Interest Rekindled
All Delhi does is read? A new home for Vikram Seth and the songs the ‘oldest debut author’ plays
Interest Rekindled
A visit to the World Book Fair would make you believe all Delhi does is read. On a Monday afternoon, there are queues to enter the OUP stall! Penguin and Random House have a huge combined stall for the first time. Even those luxurious Roli Books coffee-table tomes are flying off the shelves. Kindle Paperwhites (Rs 10,000 after discount) are selling like Amar Chitra Kathas and acks like, well, CCD coffee. Children’s books seem to have replaced self-help ones in popularity.
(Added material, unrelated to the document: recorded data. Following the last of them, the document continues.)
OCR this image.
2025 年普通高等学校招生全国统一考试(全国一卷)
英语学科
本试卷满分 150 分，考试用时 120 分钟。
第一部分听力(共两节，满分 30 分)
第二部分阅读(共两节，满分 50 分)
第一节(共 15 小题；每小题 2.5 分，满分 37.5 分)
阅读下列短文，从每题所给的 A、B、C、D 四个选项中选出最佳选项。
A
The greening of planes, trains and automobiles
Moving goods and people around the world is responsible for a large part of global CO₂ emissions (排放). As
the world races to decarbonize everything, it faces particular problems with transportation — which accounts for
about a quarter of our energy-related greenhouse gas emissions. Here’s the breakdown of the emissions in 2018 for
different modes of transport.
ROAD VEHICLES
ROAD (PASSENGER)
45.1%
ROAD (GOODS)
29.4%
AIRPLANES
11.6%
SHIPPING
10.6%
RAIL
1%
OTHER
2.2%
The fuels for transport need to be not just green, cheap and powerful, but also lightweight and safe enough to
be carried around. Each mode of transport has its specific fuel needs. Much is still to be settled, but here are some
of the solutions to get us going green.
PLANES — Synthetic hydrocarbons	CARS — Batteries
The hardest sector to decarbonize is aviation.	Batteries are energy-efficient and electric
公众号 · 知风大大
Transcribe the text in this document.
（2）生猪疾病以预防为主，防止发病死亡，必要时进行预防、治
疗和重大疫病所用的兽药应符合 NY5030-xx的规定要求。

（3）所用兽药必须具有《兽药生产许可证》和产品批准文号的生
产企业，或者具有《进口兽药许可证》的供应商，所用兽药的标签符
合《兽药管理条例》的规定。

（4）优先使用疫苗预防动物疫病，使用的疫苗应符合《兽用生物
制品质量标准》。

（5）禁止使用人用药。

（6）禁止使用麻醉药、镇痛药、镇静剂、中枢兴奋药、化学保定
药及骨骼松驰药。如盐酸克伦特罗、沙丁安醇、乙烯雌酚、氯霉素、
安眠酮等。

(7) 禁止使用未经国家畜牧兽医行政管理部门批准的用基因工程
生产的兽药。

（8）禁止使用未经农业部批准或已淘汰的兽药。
And it’s good to see so many youngsters—the numbers can easily beat a Roadies audition.
An Unequal Luxury
Along with a new publisher, Vikram Seth has shifted to a new house in Delhi’s tony East Nizamuddin. It’s a ‘builder house’ complete with marble floors so shiny that you fear some heel is going to leave a scratch, concealed lighting, German bukharis and futuristic bathrooms (don’t know how half these things work, says Vikram). The study is a giant bookcase. Vikram presses a hidden lever, and whoa!, one of the shelves opens into a secret studio. “Yes, very James Bond,” says Vikram. But the best part is the terrace, with a commanding view of the imposing Khan-e-Khana tomb in front and the hauntingly lit Humayun’s tomb towards the right.
Dance To Pat Boone
The ‘oldest debut author’ Bhaichand Patel’s annual V-Day bash had to be pushed back by a day due to inclement weather. But on a cold evening, the makeshift dance floor on his lawns poured with warmth as the crowd swayed to songs that must have travelled all the way from vinyl to spools to magnetic tape to CDs to pen drives.